Angular Momentum: Constant Axis & Non-CM Axis

[elessar_telkontar]

Well, this is only a theoretical question that attacked me when I'm studying the rigid body mechanics:

When you have a rigid body rotating about an axis that passes through center of mass and the angular velocity is constant vector then the angular momentum is parallel to angular velocity. Well, but if the body rotates about other axis that don't passes through CM, what's the angular momentum? and definitely what's the angular momentum when the axis is not changing (in other words when angular velocity has a derivative non null almost)?

 

[dextercioby]

What's the definition of angular momentum...?For a rigid body,of course...

Daniel.

 

[elessar_telkontar]

well. I have another question:

Is there a relation between the angular momentum about an axis passing through CM and other angular momenta passing through other points of the rigid body, like the Parallel axes theorem for moments of inertia?

 

[dextercioby]

That's exacly what it is.But how do you prove it...?You didn't give me the definition of angular momentum...

Daniel.

 

[elessar_telkontar]

the angular momentum L is L=rxmr.

for a discrete system is only the summation to all particles. but I have used then the equation of movement for rotation, that says the variation with time of angular momentum is equal to the torque.

d/dt(sum(rxmv))=sum(rxF), d(L)/dt=T

If I take a transformation of coordinate systems from the original inertial to the CM reference I could write:

d/dt(sum(r(respect CM)xmv(respect CM)))=sum(r(respect CM)xF)

the left member is the variation of L respect CM and the other is the torque respect CM.

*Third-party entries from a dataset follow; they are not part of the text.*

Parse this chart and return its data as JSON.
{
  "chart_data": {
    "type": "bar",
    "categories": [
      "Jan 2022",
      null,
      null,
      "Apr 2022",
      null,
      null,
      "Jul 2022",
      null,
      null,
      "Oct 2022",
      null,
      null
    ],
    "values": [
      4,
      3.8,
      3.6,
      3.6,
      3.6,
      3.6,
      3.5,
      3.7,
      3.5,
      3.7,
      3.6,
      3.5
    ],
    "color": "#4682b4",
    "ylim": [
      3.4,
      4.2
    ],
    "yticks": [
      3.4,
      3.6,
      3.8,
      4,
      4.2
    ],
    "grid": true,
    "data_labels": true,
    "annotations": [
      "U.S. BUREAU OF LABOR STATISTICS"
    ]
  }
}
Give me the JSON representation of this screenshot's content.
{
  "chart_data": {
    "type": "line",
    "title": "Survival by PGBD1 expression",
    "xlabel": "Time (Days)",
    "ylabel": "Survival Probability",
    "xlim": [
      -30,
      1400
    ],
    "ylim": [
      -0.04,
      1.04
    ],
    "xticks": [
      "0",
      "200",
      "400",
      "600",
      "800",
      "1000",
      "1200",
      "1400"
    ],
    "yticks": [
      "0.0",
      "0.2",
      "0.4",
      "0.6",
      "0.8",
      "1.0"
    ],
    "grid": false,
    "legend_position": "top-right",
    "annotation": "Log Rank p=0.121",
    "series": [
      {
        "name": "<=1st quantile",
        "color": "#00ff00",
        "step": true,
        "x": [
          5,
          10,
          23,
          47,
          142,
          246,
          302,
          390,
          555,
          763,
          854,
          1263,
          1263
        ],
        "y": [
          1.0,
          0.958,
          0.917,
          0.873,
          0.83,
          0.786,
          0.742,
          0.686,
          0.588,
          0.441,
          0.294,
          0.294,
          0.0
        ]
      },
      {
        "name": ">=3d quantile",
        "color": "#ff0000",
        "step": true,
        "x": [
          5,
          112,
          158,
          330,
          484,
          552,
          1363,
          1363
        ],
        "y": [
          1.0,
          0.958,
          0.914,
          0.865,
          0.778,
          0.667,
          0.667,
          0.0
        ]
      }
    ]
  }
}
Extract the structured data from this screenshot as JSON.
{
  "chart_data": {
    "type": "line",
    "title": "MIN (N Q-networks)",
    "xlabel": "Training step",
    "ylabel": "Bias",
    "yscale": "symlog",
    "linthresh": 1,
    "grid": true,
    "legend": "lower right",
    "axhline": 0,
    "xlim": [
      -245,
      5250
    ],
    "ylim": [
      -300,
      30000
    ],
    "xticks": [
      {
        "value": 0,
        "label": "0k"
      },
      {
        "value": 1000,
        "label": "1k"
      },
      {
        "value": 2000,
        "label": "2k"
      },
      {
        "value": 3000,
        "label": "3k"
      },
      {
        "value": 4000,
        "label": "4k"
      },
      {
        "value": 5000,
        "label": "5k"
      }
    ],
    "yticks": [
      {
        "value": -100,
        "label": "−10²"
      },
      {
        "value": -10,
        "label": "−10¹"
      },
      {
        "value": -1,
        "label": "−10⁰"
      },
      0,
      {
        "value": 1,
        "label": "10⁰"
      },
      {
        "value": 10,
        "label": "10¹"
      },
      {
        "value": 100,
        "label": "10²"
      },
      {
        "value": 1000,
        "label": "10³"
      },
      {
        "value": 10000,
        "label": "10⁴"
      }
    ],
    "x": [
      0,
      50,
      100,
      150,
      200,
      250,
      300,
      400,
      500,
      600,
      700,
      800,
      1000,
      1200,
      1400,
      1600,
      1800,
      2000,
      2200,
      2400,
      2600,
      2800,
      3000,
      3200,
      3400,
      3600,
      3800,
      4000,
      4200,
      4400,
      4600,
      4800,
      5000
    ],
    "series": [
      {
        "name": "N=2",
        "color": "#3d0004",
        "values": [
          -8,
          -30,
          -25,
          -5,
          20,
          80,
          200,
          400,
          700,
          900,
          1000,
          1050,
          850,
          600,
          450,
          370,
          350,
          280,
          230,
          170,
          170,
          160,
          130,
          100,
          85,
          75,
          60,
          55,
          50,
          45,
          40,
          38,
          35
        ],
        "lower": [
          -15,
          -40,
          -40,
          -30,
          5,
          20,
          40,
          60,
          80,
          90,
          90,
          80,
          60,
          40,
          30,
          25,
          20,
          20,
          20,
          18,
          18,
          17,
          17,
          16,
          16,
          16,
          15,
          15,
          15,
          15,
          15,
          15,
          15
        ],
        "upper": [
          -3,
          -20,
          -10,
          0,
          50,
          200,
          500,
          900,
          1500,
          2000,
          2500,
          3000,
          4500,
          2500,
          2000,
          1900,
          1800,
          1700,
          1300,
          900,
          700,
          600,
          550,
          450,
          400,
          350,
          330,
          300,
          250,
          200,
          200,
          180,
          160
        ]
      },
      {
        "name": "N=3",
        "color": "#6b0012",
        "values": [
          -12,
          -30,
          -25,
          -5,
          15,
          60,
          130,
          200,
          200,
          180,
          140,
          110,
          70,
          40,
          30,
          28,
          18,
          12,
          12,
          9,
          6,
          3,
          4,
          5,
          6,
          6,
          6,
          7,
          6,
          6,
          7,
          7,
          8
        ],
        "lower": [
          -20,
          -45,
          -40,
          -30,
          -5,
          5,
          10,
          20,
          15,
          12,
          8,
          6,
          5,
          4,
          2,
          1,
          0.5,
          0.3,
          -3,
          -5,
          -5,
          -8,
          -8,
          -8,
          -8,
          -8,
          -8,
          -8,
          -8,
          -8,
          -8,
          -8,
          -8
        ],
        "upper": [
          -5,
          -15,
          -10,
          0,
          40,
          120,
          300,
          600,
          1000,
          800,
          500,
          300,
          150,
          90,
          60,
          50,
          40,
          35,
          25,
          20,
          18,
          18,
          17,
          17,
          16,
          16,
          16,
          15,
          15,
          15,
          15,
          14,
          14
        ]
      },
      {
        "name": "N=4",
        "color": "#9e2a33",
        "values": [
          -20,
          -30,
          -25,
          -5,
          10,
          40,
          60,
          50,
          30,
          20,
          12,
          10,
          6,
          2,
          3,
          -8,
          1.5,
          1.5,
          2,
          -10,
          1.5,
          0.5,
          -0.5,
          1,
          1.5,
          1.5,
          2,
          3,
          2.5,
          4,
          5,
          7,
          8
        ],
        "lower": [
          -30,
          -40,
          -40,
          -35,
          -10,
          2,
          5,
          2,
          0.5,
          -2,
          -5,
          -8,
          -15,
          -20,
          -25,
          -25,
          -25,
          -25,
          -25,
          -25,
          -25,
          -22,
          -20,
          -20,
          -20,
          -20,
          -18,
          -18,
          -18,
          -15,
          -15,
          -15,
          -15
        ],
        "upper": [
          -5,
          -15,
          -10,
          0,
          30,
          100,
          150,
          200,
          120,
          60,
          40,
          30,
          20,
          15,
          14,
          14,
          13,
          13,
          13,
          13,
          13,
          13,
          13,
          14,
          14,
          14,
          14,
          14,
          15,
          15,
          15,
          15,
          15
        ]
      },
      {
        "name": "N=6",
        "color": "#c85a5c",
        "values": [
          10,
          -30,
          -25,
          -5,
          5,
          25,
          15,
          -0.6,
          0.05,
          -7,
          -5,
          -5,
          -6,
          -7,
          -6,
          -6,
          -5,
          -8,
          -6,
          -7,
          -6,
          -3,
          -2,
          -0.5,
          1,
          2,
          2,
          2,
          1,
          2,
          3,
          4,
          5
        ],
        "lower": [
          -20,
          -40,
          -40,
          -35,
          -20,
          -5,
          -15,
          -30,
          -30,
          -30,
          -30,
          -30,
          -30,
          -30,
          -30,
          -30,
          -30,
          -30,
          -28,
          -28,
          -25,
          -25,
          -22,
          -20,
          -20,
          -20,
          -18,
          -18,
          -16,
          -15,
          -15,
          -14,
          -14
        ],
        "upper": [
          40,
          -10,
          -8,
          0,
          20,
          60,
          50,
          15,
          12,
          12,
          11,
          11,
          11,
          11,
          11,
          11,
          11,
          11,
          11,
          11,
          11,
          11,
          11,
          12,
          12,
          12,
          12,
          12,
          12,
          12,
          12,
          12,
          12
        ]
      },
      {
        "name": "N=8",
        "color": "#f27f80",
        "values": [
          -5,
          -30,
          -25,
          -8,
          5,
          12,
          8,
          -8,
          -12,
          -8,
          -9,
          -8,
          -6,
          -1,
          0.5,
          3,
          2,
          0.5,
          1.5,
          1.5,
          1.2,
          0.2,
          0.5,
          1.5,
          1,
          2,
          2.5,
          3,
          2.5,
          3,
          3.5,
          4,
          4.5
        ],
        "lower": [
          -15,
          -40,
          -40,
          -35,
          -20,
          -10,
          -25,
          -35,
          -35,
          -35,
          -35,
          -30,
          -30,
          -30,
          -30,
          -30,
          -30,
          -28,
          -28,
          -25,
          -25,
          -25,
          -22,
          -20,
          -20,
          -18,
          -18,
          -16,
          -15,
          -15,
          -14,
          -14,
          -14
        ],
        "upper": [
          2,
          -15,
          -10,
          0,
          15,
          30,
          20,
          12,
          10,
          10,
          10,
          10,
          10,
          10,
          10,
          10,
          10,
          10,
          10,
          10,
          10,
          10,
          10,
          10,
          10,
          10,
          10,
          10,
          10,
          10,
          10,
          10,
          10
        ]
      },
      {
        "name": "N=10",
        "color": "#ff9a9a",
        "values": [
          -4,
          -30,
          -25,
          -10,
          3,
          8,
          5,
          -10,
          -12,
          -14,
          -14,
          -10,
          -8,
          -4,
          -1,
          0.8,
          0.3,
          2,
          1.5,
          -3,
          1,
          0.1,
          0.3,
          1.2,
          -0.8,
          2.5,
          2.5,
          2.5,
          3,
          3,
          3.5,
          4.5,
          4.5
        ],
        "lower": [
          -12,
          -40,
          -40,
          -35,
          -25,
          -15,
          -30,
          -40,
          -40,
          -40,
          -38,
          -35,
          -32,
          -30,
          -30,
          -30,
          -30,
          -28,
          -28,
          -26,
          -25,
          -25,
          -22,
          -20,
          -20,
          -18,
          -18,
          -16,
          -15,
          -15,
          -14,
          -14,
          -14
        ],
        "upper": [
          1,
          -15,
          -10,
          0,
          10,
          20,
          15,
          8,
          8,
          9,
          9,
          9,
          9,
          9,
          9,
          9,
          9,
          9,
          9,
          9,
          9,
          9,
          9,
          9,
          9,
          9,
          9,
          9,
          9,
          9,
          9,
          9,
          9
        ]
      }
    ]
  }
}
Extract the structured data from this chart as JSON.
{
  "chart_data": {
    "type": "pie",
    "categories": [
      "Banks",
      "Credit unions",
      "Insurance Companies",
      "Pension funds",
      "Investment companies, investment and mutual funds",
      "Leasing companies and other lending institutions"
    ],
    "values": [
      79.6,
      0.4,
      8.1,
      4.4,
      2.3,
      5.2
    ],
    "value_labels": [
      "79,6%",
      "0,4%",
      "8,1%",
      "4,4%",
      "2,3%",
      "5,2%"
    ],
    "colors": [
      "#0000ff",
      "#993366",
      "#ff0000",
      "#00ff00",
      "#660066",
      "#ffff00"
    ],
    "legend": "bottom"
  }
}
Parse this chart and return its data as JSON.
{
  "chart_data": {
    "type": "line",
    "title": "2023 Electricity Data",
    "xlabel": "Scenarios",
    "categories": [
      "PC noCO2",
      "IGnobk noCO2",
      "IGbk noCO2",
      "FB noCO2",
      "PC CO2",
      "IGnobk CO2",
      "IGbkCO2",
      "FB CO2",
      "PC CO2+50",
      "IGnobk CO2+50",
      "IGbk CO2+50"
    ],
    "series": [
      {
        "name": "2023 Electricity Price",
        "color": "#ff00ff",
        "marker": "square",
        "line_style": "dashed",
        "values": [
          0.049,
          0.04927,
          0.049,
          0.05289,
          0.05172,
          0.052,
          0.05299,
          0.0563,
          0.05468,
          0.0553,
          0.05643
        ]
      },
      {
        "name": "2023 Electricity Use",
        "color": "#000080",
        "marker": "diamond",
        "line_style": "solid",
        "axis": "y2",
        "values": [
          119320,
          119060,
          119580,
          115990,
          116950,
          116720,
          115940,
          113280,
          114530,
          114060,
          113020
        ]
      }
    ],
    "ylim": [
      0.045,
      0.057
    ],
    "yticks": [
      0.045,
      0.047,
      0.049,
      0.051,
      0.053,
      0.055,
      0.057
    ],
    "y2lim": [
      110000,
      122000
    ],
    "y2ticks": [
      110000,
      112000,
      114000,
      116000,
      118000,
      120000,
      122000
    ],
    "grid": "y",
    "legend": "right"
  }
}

Then the question is if I know the L about CM, there is a relation to get L about any point with the knowledge of L about CM?

 

[dextercioby]

Nope,i specifically said RIGID BODY.The definiton is another one...Keep searching.

Daniel.

 

[elessar_telkontar]

L=Iw with w the angular velocity

 

[dextercioby]

Yes,in simplest form...Now,have you gotten an answer to your question...?

Daniel.

 

[elessar_telkontar]

yes...partially. because that ecuation states that angular momentum is parallel to angular velocity, and I know it's only valid when the rigid body is rotating around a principal axis. Then, what's the most general eq?

 

[dextercioby]

The first assertion is very true.It is proven by the general relation
\vec{L}:=\hat{I}:\vec{\omega}

,where \hat{I} is the moment of inertia tensor,and the ":" mean contracted tensor product.(:= is the definition symbol)


Daniel.

 

[elessar_telkontar]

thanks for the help